Um homem foi preso nesta segunda-feira (18) durante a Operação Marco Zero, deflagrada nas cidades de Cuiabá e Várzea Grande, em Mato Grosso, além de outros dois estados, suspeito de cometer estupro de vulnerável contra a própria filha, de apenas 8 anos. O caso foi revelado pela Polícia Civil durante coletiva de imprensa e causou forte repercussão pela gravidade das denúncias.

Segundo o delegado titular da Delegacia Especializada de Defesa da Criança e do Adolescente (Deddica), Ramiro Mathias Ribeiro Queiroz, o investigado utilizava uma cinta para amarrar as mãos da menina antes de praticar os abusos sexuais. As investigações apontam que os crimes começaram quando a criança tinha 8 anos.

“Quando a menina tinha 8 anos, ele começou os estupros, amarrando a mão dela com a cinta e efetuava o crime. Além de maus-tratos, ele batia nela e nos irmãos”, declarou o delegado durante a coletiva.

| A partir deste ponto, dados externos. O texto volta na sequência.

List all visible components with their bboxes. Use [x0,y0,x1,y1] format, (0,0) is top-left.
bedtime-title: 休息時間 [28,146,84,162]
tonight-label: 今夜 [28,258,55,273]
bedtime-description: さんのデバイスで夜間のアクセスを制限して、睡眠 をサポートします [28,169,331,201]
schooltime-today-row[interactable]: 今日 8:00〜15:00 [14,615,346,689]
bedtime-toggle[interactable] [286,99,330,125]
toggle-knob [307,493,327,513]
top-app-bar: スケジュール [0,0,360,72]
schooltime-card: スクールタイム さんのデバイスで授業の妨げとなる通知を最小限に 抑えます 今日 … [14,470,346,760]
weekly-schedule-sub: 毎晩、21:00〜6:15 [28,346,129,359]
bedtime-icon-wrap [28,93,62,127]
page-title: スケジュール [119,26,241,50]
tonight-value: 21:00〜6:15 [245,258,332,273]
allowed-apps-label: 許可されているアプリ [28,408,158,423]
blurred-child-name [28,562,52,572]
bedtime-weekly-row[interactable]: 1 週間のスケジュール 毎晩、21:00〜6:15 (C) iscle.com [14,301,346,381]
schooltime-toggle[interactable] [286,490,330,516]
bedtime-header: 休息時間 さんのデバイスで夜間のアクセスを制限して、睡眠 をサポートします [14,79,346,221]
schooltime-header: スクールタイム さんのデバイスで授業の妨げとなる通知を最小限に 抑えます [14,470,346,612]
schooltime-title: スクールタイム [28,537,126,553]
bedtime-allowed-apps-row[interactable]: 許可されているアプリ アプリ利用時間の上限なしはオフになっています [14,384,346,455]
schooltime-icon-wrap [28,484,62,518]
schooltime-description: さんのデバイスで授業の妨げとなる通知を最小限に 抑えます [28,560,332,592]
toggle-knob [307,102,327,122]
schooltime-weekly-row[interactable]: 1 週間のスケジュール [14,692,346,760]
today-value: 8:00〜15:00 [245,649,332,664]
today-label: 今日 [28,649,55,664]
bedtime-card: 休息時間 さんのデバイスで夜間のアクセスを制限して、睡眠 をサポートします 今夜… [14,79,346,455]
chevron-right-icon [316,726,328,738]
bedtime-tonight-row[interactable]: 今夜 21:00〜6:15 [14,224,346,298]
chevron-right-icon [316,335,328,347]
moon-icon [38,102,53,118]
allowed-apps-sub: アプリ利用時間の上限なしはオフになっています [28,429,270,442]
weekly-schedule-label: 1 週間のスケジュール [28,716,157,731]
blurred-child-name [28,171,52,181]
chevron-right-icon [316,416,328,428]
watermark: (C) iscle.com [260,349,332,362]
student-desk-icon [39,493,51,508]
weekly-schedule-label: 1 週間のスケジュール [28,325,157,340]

De acordo com a Polícia Civil, além dos abusos sexuais, o suspeito também é investigado por agressões físicas constantes contra a vítima e os demais filhos, configurando um cenário de violência doméstica e maus-tratos dentro da residência da família.

A prisão ocorreu no contexto da Operação Marco Zero, ação coordenada pelas forças de segurança com foco no combate a crimes praticados contra crianças e adolescentes. A ofensiva foi realizada simultaneamente em diferentes localidades, com o cumprimento de mandados judiciais relacionados a investigações de violência sexual, exploração e abusos envolvendo menores.

As autoridades não divulgaram a identidade do suspeito para preservar a integridade da vítima e o andamento das investigações. O homem deverá responder pelo crime de estupro de vulnerável, cuja pena pode chegar a mais de 15 anos de prisão, além de possíveis acusações relacionadas aos maus-tratos denunciados pela polícia.

A Delegacia Especializada de Defesa da Criança e do Adolescente segue investigando o caso para identificar se houve outros episódios de violência e para garantir acompanhamento psicológico e assistência social às vítimas envolvidas.